Film Producer Alfred Spellman Talks ESPN Doc on ‘Broke’ Athletes

Documentary highlights the challenges of fame and fortune in sports

Former NFL star receiver Andre Rison, once married to the late Lisa "Left-Eye" Lopez, talks about his financial difficulties in the film Broke.

Kanye West’s never been one to mince words to minimize shock value. So it was with a grain of salt that most took his quasi-introspective lines about being young and rich in the song “Clique” on the G.O.O.D. Music compilation album: “You know white people get money, don’t spend it. Or they get money, buy a business … I’d rather buy eighty gold chains and go ig’nant.”

Westian ignorance, here, can safely be described as the lavish spending of many who never had anything at all. Many times it’s those folks who lose it all — fast and often in spectacular fashion. On Tuesday, October 2, ESPN’s 30 for 30 series will air the documentary Broke, the latest installment of ESPN’s 30 for 30 series which chronicles the head-shaking stories of athletes who squandered away their fortunes. BlackEnterprise.com talked with Broke producer and Rakontur Films co-founder Alfred Spellman by phone from Miami. Spellman dishes on race, how the issue isn’t just limited to men and considers the extent to which the major sports leagues are responsible for its players’ financial behavior.

BlackEnterprise.com: I don’t think I have to ask if you’re excited or not.

Alfred Spellman: [Laughs.] Well the editor just delivered the movie on Saturday. So it came right down to the wire for us, but three days before [Tuesday] but we got it done.

You finished the movie on Saturday?

Yeah, we just finished the movie on Saturday.

Wow.

What happened was, we did a works-in-progress screening at the Tribeca Film Festival in April. And you can’t go a week without opening the newspaper and seeing you know, troubles with a new athlete or celebrity who are suddenly in financial straits. We wanted the movie to be as up to date as possible so we shot a few new interviews over the summer and literally we’ve been editing up until Saturday.

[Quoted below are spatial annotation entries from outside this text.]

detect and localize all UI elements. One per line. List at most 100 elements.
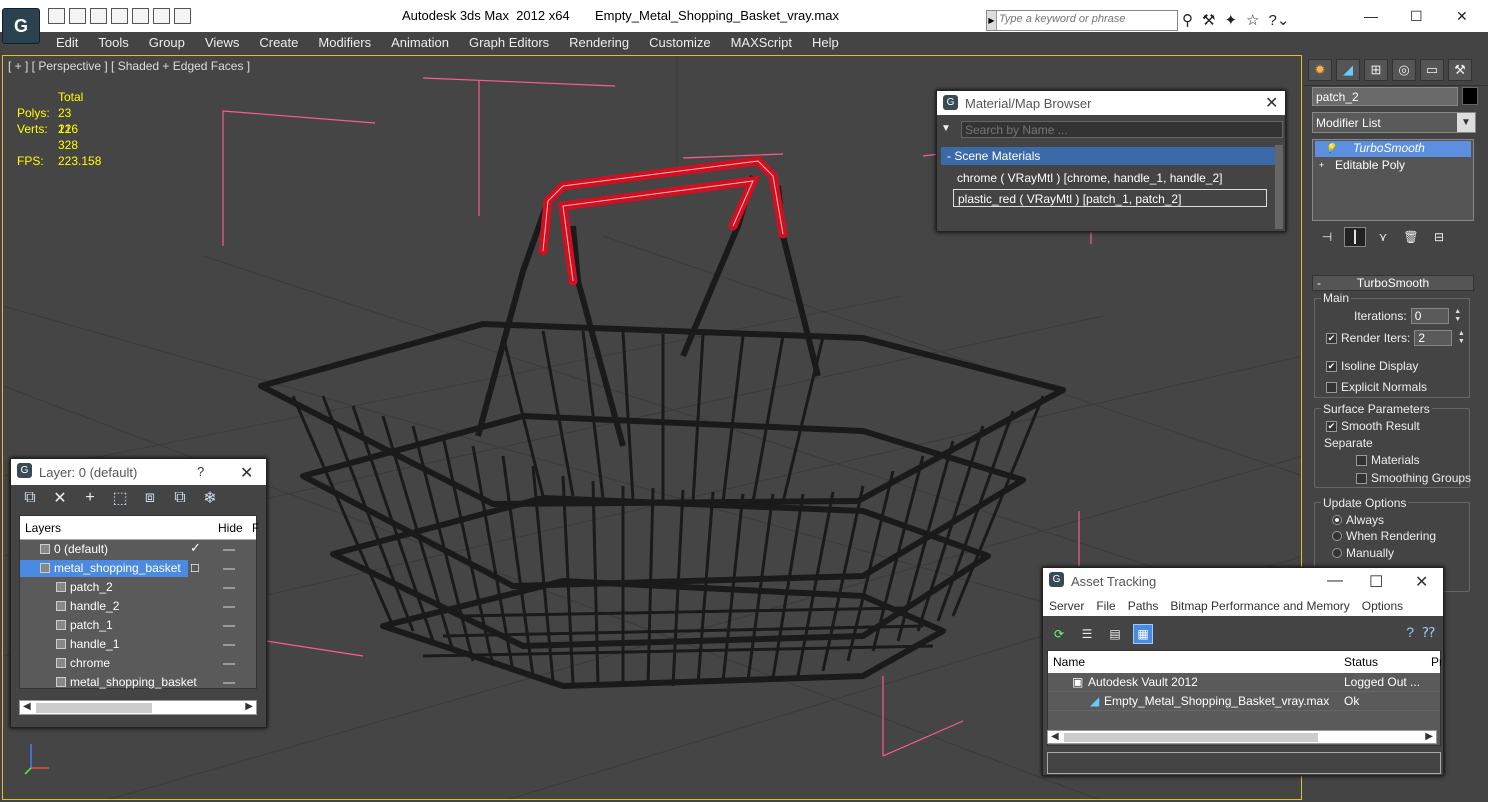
chevron-left-icon[interactable]: ◀: [23, 701, 31, 712]
maximize-icon[interactable]: ☐: [1410, 8, 1423, 25]
infocenter-search[interactable]: ▶: [986, 10, 1178, 31]
maximize-icon[interactable]: ☐: [1369, 572, 1383, 592]
material-search-input[interactable]: [961, 121, 1283, 138]
current-layer-checkmark-icon[interactable]: ✓: [190, 540, 201, 556]
save-file-icon[interactable]: [90, 8, 107, 24]
options-triangle-icon[interactable]: ▼: [941, 123, 951, 134]
iterations-spinner[interactable]: 0: [1410, 308, 1449, 324]
explicit-normals-checkbox[interactable]: [1326, 381, 1337, 393]
remove-modifier-icon[interactable]: 🗑: [1400, 227, 1422, 247]
hide-toggle[interactable]: [223, 663, 235, 665]
menu-views[interactable]: Views: [195, 32, 249, 55]
viewport-label[interactable]: [ + ] [ Perspective ] [ Shaded + Edged F…: [8, 59, 250, 73]
scene-materials-category[interactable]: - Scene Materials: [941, 147, 1275, 165]
hierarchy-tab-icon[interactable]: ⊞: [1364, 59, 1388, 81]
menu-maxscript[interactable]: MAXScript: [721, 32, 802, 55]
materials-checkbox[interactable]: [1356, 454, 1367, 466]
when-rendering-radio[interactable]: [1332, 531, 1342, 541]
layer-object-row[interactable]: handle_2: [20, 597, 256, 616]
col-status[interactable]: Status: [1344, 655, 1378, 669]
menu-server[interactable]: Server: [1043, 594, 1090, 616]
configure-sets-icon[interactable]: ⊟: [1428, 227, 1450, 247]
help-icon[interactable]: ?: [1406, 624, 1414, 641]
freeze-all-icon[interactable]: ❄: [201, 489, 219, 507]
spinner-arrows-icon[interactable]: ▲ ▼: [1453, 308, 1463, 324]
always-radio[interactable]: [1332, 515, 1342, 525]
smooth-result-checkbox[interactable]: ✔: [1326, 420, 1337, 432]
highlight-layer-icon[interactable]: ⧈: [141, 489, 159, 507]
refresh-icon[interactable]: ⟳: [1049, 624, 1069, 644]
lightbulb-icon[interactable]: 💡: [1325, 143, 1336, 153]
menu-rendering[interactable]: Rendering: [559, 32, 639, 55]
hide-toggle[interactable]: [223, 682, 235, 684]
asset-row-vault[interactable]: ▣ Autodesk Vault 2012 Logged Out ...: [1048, 673, 1440, 692]
menu-create[interactable]: Create: [249, 32, 308, 55]
close-icon[interactable]: ✕: [1456, 8, 1468, 25]
hide-toggle[interactable]: [223, 644, 235, 646]
menu-modifiers[interactable]: Modifiers: [308, 32, 381, 55]
chevron-right-icon[interactable]: ▶: [245, 701, 253, 712]
minimize-icon[interactable]: —: [1364, 8, 1378, 24]
menu-file[interactable]: File: [1090, 594, 1121, 616]
layer-object-row[interactable]: chrome: [20, 654, 256, 673]
hide-toggle[interactable]: [223, 625, 235, 627]
col-freeze[interactable]: F: [252, 521, 259, 535]
create-layer-icon[interactable]: ⧉: [21, 489, 39, 507]
layer-object-row[interactable]: metal_shopping_basket: [20, 673, 256, 692]
display-tab-icon[interactable]: ▭: [1420, 59, 1444, 81]
menu-options[interactable]: Options: [1356, 594, 1409, 616]
close-icon[interactable]: ✕: [1415, 572, 1428, 592]
tools-icon[interactable]: ⚒: [1202, 11, 1215, 29]
open-file-icon[interactable]: [69, 8, 86, 24]
menu-graph-editors[interactable]: Graph Editors: [459, 32, 559, 55]
render-iters-spinner[interactable]: 2: [1414, 330, 1453, 346]
motion-tab-icon[interactable]: ◎: [1392, 59, 1416, 81]
search-input[interactable]: [999, 13, 1169, 25]
object-name-field[interactable]: patch_2: [1312, 87, 1458, 106]
create-tab-icon[interactable]: ✹: [1308, 59, 1332, 81]
menu-animation[interactable]: Animation: [381, 32, 459, 55]
make-unique-icon[interactable]: ⋎: [1372, 227, 1394, 247]
turbosmooth-rollout-header[interactable]: - TurboSmooth: [1312, 275, 1474, 291]
asset-row-maxfile[interactable]: ◢ Empty_Metal_Shopping_Basket_vray.max O…: [1048, 692, 1440, 711]
context-help-icon[interactable]: ⁇: [1422, 624, 1435, 641]
modifier-list-dropdown[interactable]: Modifier List ▼: [1312, 112, 1476, 133]
chevron-down-icon[interactable]: [174, 8, 191, 24]
layer-row[interactable]: metal_shopping_basket ☐: [20, 559, 256, 578]
scrollbar-thumb[interactable]: [36, 703, 152, 713]
layer-object-row[interactable]: patch_1: [20, 616, 256, 635]
col-hide[interactable]: Hide: [218, 521, 243, 535]
smoothing-groups-checkbox[interactable]: [1356, 472, 1367, 484]
menu-tools[interactable]: Tools: [88, 32, 138, 55]
pin-stack-icon[interactable]: ⊣: [1316, 227, 1338, 247]
isoline-checkbox[interactable]: ✔: [1326, 360, 1337, 372]
spinner-arrows-icon[interactable]: ▲ ▼: [1456, 330, 1466, 346]
star-search-icon[interactable]: ✦: [1224, 11, 1237, 29]
stack-item-turbosmooth[interactable]: 💡 TurboSmooth: [1315, 141, 1471, 157]
list-view-icon[interactable]: ☰: [1077, 624, 1097, 644]
current-layer-box-icon[interactable]: ☐: [190, 562, 200, 575]
hide-toggle[interactable]: [223, 606, 235, 608]
help-icon[interactable]: ?: [197, 464, 204, 479]
hide-all-icon[interactable]: ⧉: [171, 489, 189, 507]
utilities-tab-icon[interactable]: ⚒: [1448, 59, 1472, 81]
chevron-left-icon[interactable]: ◀: [1051, 731, 1059, 742]
col-layers[interactable]: Layers: [25, 521, 61, 535]
layer-manager-titlebar[interactable]: G Layer: 0 (default) ? ✕: [11, 459, 266, 485]
menu-help[interactable]: Help: [802, 32, 849, 55]
layer-object-row[interactable]: handle_1: [20, 635, 256, 654]
layer-object-row[interactable]: patch_2: [20, 578, 256, 597]
material-browser-titlebar[interactable]: G Material/Map Browser ✕: [937, 91, 1285, 115]
scrollbar-thumb[interactable]: [1064, 733, 1318, 742]
material-item-chrome[interactable]: chrome ( VRayMtl ) [chrome, handle_1, ha…: [953, 169, 1267, 187]
chevron-right-icon[interactable]: ▶: [987, 11, 997, 30]
modify-tab-icon[interactable]: ◢: [1336, 59, 1360, 81]
new-file-icon[interactable]: [48, 8, 65, 24]
menu-paths[interactable]: Paths: [1122, 594, 1165, 616]
object-color-swatch[interactable]: [1462, 87, 1478, 105]
layer-horizontal-scrollbar[interactable]: ◀ ▶: [19, 700, 257, 715]
menu-group[interactable]: Group: [139, 32, 195, 55]
col-name[interactable]: Name: [1053, 655, 1085, 669]
add-to-layer-icon[interactable]: +: [81, 489, 99, 507]
render-iters-checkbox[interactable]: ✔: [1326, 332, 1337, 344]
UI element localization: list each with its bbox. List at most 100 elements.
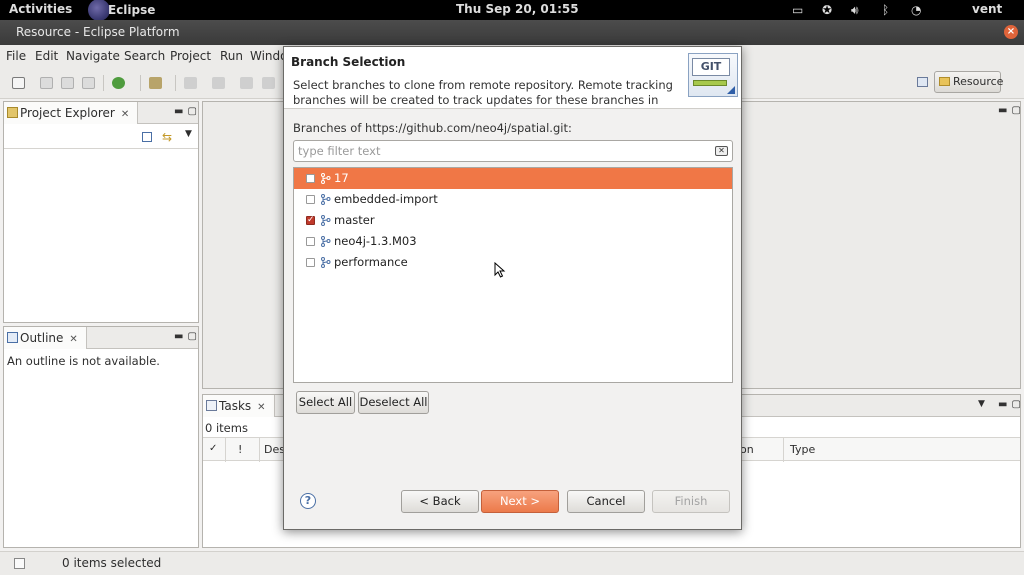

It must have been tough to get people to talk about this topic.

I think first off it’s a matter of access. We wanted to get as many personal stories as we could get. In our documentaries — Cocaine Cowboys, The U — we always try for the first person account. For us, it was a matter of figuring out who’s going to talk to us. There’s hardly a more sensitive subject to try and get people to talk about. Maybe religion or politics. But money is certainly right up there. It was really a matter of trying to find people who would be willing to open up and luckily we got a lot of great stories. I hope that ultimately the documentary starts a discussion about this issue. I think most people just say, ‘You’ve got to be dumb to blow through $100 million,’ when the fact is it’s much easier than you think to end up in financial straits. I hope we get that across in the documentary.